In January 1960, Piccard took a watch with him to the very bottom of an oceanic trench, famous for being the deepest on Earth. It was a special Rolex model.

 

At a time when other watchmakers were looking to explore space, Rolex was deep diving. Rolex actually took two dives into the Mariana Trench — first in 1960 and again in 2012 on a deep-diving submersible called the Deepsea Challenger with James Cameron.

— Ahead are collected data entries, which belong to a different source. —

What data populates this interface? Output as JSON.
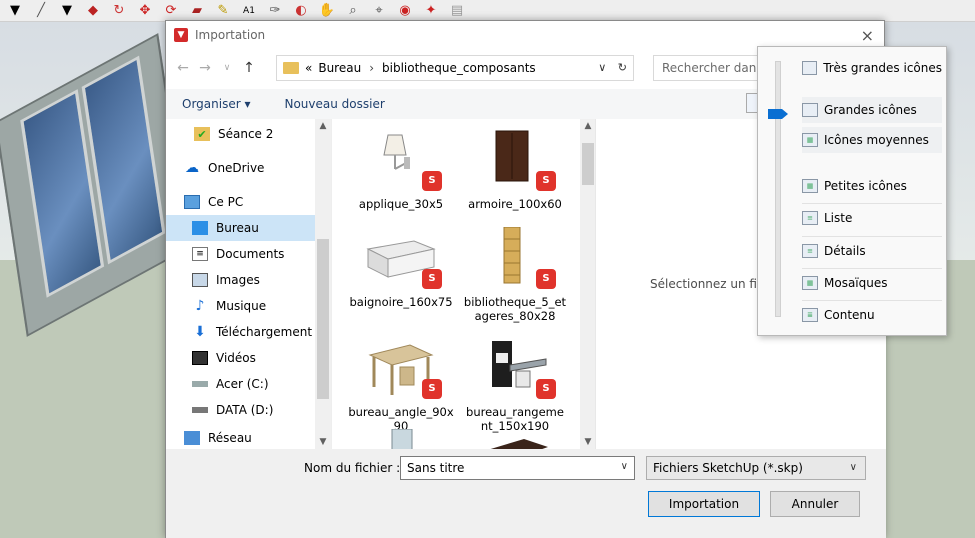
{
  "dialog": {
    "title": "Importation",
    "close_glyph": "×",
    "nav": {
      "back": "←",
      "forward": "→",
      "recent": "∨",
      "up": "↑"
    },
    "address": {
      "prefix": "«",
      "crumbs": [
        "Bureau",
        "bibliotheque_composants"
      ],
      "separator": "›",
      "dropdown": "∨",
      "refresh": "↻"
    },
    "search_placeholder": "Rechercher dans",
    "commands": {
      "organize": "Organiser ▾",
      "new_folder": "Nouveau dossier"
    },
    "nav_pane": {
      "items": [
        {
          "label": "Séance 2",
          "icon": "folder-check-icon"
        },
        {
          "label": "OneDrive",
          "icon": "cloud-icon"
        },
        {
          "label": "Ce PC",
          "icon": "computer-icon"
        },
        {
          "label": "Bureau",
          "icon": "desktop-icon",
          "selected": true
        },
        {
          "label": "Documents",
          "icon": "documents-icon"
        },
        {
          "label": "Images",
          "icon": "images-icon"
        },
        {
          "label": "Musique",
          "icon": "music-icon"
        },
        {
          "label": "Téléchargement",
          "icon": "download-icon"
        },
        {
          "label": "Vidéos",
          "icon": "videos-icon"
        },
        {
          "label": "Acer (C:)",
          "icon": "drive-icon"
        },
        {
          "label": "DATA (D:)",
          "icon": "drive-icon"
        },
        {
          "label": "Réseau",
          "icon": "network-icon"
        }
      ]
    },
    "files": [
      {
        "name": "applique_30x5",
        "icon": "lamp-icon"
      },
      {
        "name": "armoire_100x60",
        "icon": "wardrobe-icon"
      },
      {
        "name": "baignoire_160x75",
        "icon": "bathtub-icon"
      },
      {
        "name": "bibliotheque_5_et agers_80x28",
        "name_lines": [
          "bibliotheque_5_et",
          "ageres_80x28"
        ],
        "icon": "bookshelf-icon"
      },
      {
        "name": "bureau_angle_90x 90",
        "name_lines": [
          "bureau_angle_90x",
          "90"
        ],
        "icon": "desk-icon"
      },
      {
        "name": "bureau_rangeme nt_150x190",
        "name_lines": [
          "bureau_rangeme",
          "nt_150x190"
        ],
        "icon": "office-desk-icon"
      }
    ],
    "preview_text": "Sélectionnez un fic",
    "filename_label": "Nom du fichier :",
    "filename_value": "Sans titre",
    "filter_value": "Fichiers SketchUp (*.skp)",
    "import_button": "Importation",
    "cancel_button": "Annuler"
  },
  "view_menu": {
    "items": [
      "Très grandes icônes",
      "Grandes icônes",
      "Icônes moyennes",
      "Petites icônes",
      "Liste",
      "Détails",
      "Mosaïques",
      "Contenu"
    ],
    "selected_index": 1
  },
  "colors": {
    "accent": "#0078d7",
    "selected_nav": "#cce4f7",
    "sketchup_red": "#e0332b"
  }
}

In October 2022, the date of these two historic dives appeared on the caseback of the Deepsea Challenge watch. This watch is an extension of the experimental watch that accompanied Cameron.

 

The only difference is now it's suitable for everyday wear. Its main specs are still the same: waterproofness to a depth of 11,000 meters (it's actually endured a test pressure equivalent of 13,750 m in an ultra-high-pressure tank), although many details have changed to make the watch suitable for wristwear.

 

The 50-mm case is made of a titanium alloy called RLX, which has allowed the watch to be made 30 % lighter. The glass has become flat and thinner. Its unbelievable level of waterproofness is maintained by the case's patented Ringlock system and indispensable helium escape valve.

 

Rolex Deepsea Challenge
Rolex Deepsea Challenge

Ringlock appeared as a result of improvements made to the Oyster case: a change of the case's structure, adding thick sapphire glass, a caseback made of RLX titanium and a compression ring made of nitrogen-alloyed steel.

 

The winding crown is protected by the Triplock triple-seal system, first introduced back in 1970. The watch is equipped with the Perpetual 3230 movement that debuted in 2020.

 

It uses the patented Chronergy escapement with an escape wheel made of a nickel-phosphorus alloy, an optimized Parachrom hairspring with a Rolex overcoil and 70 hours of power reserve.

It's a COSC-certified chronograph movement with Superlative Chronometer certification, as its specs transcend the standards that must be met to receive certification from the Official Swiss Chronometer Testing Institute: average timekeeping gains and losses are –2 /+2 seconds per day.